La forme poétique est mise en avant dans les deux premières rubriques de cette section. La troisième, où il est question d’un ouvrage en chantier sur la littérature européenne, me donne l'occasion, dans les premières pages, d'une "tentative de définition de la littérature". Voici un extrait du passage en question.
Le mot littérature vient du latin litteratura, terme dérivé de littera qui désigne à l’origine la lettre de l’alphabet mais a pris progressivement aussi le sens d’écriture, puis d’inscription. Le terme apparaît en Europe au XIIe siècle. Il désigne d’abord la graphie et l’alphabet puis, dans le domaine du savoir, la philologie et l’enseignement des notions de base, et encore l’érudition, la culture et finalement la littérature telle que nous l’entendons aujourd’hui : à la fois l’art littéraire et l’ensemble des œuvres relevant de cet art, les œuvres littéraires.
Tentons de cerner la notion à partir de quelques caractéristiques, tout en étant conscient que chacune d’entre elles pourrait être nuancée ou contestée.
La littérature consiste-t-elle uniquement en œuvres écrites ? Cette caractéristique nous paraît naturelle. Cependant, avant d’être la matière de livres, les épopées furent racontées, les poésies des troubadours chantées, les répliques des pièces de théâtre du Moyen Âge ou de la Commedia dell’arte déclamées, avec une bonne part d’improvisation. D’ailleurs le théâtre n’est vraiment théâtre que lorsqu’il est interprété même si, aujourd’hui, il est souvent écrit avant d’être mis en scène.

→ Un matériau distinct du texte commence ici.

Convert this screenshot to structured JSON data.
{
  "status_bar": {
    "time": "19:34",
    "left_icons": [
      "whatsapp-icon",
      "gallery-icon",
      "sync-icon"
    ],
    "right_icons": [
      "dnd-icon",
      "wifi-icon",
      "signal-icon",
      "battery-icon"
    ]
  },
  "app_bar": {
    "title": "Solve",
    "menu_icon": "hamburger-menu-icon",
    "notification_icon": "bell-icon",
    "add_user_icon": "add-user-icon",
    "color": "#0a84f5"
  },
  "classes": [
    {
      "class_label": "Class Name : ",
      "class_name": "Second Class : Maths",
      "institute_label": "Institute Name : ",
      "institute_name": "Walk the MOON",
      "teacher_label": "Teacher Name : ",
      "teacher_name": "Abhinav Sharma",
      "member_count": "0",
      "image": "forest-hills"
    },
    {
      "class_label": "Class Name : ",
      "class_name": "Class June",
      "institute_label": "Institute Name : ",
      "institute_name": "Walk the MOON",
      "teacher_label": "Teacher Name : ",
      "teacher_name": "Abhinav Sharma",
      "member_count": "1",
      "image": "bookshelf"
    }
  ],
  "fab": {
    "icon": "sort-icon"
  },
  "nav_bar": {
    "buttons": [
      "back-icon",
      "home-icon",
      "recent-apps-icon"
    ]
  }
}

Une part importante de la littérature trouve son origine dans le mythe, comme le montrent les œuvres d’Homère ou des tragiques grecs. Mais les mythes ne deviennent littérature que lorsque la religion qui les a créés commence à décliner. Quand Ovide rédige les Métamorphoses au début du Ier siècle, la religion des anciens Grecs n’est plus et celle des anciens Romains est sur le point de disparaître également. De la matière religieuse ne demeure, à travers l’art du conteur, que la vision du monde offerte par le poète à l’aide d’une écriture tout à la fois épique, lyrique et tragique.
On retiendra de ces exemples que la littérature, le plus souvent envisagée de nos jours sous une forme écrite, notamment parce que le roman y domine, entretient une relation forte avec l’oralité. C’est vrai du théâtre, on l’a rappelé, mais aussi d’autres genres : on lit encore aux enfants des contes et il n’est pas rare que la poésie, se souvenant des troubadours, arrive jusqu’à nous sous forme de chansons. Les nouvelles et romans eux-mêmes, enregistrés par des comédiens, sont disponibles à l’écoute sur des appareils mobiles qui tendent à supplanter le livre. Si son histoire en Europe l’a conduite à devenir avant tout un art de l’écrit, la littérature n’a jamais perdu le lien avec l’art de la parole qu’elle fut à l’origine.
Un lien existe également avec la notion de savoir et de culture. L’usage littéraire se distingue des usages ayant une finalité pratique : listes de marchandises, généalogies princières, inscriptions funéraires, etc. Cette considération ne fait sans doute que déplacer le problème que pose la définition de la littérature car le savoir et moins encore la culture ne sont aisés à circonscrire. Mais si l’objet de la littérature n’est généralement pas d’enseigner, de transmettre des connaissances, l’activité littéraire appartient à la sphère de l’esprit. Elle s’inscrit dans la culture, en est une expression. Elle est un art qui entretient une relation avec les autres formes d’art (architecture, peinture, musique). Elle dit quelque chose de l’air du temps, s’y inscrit, le rejette ou prétend s’en détacher pour viser l’absolu. A son sommet elle incarne son époque tout en la dépassant pour parler aux hommes de toutes les époques.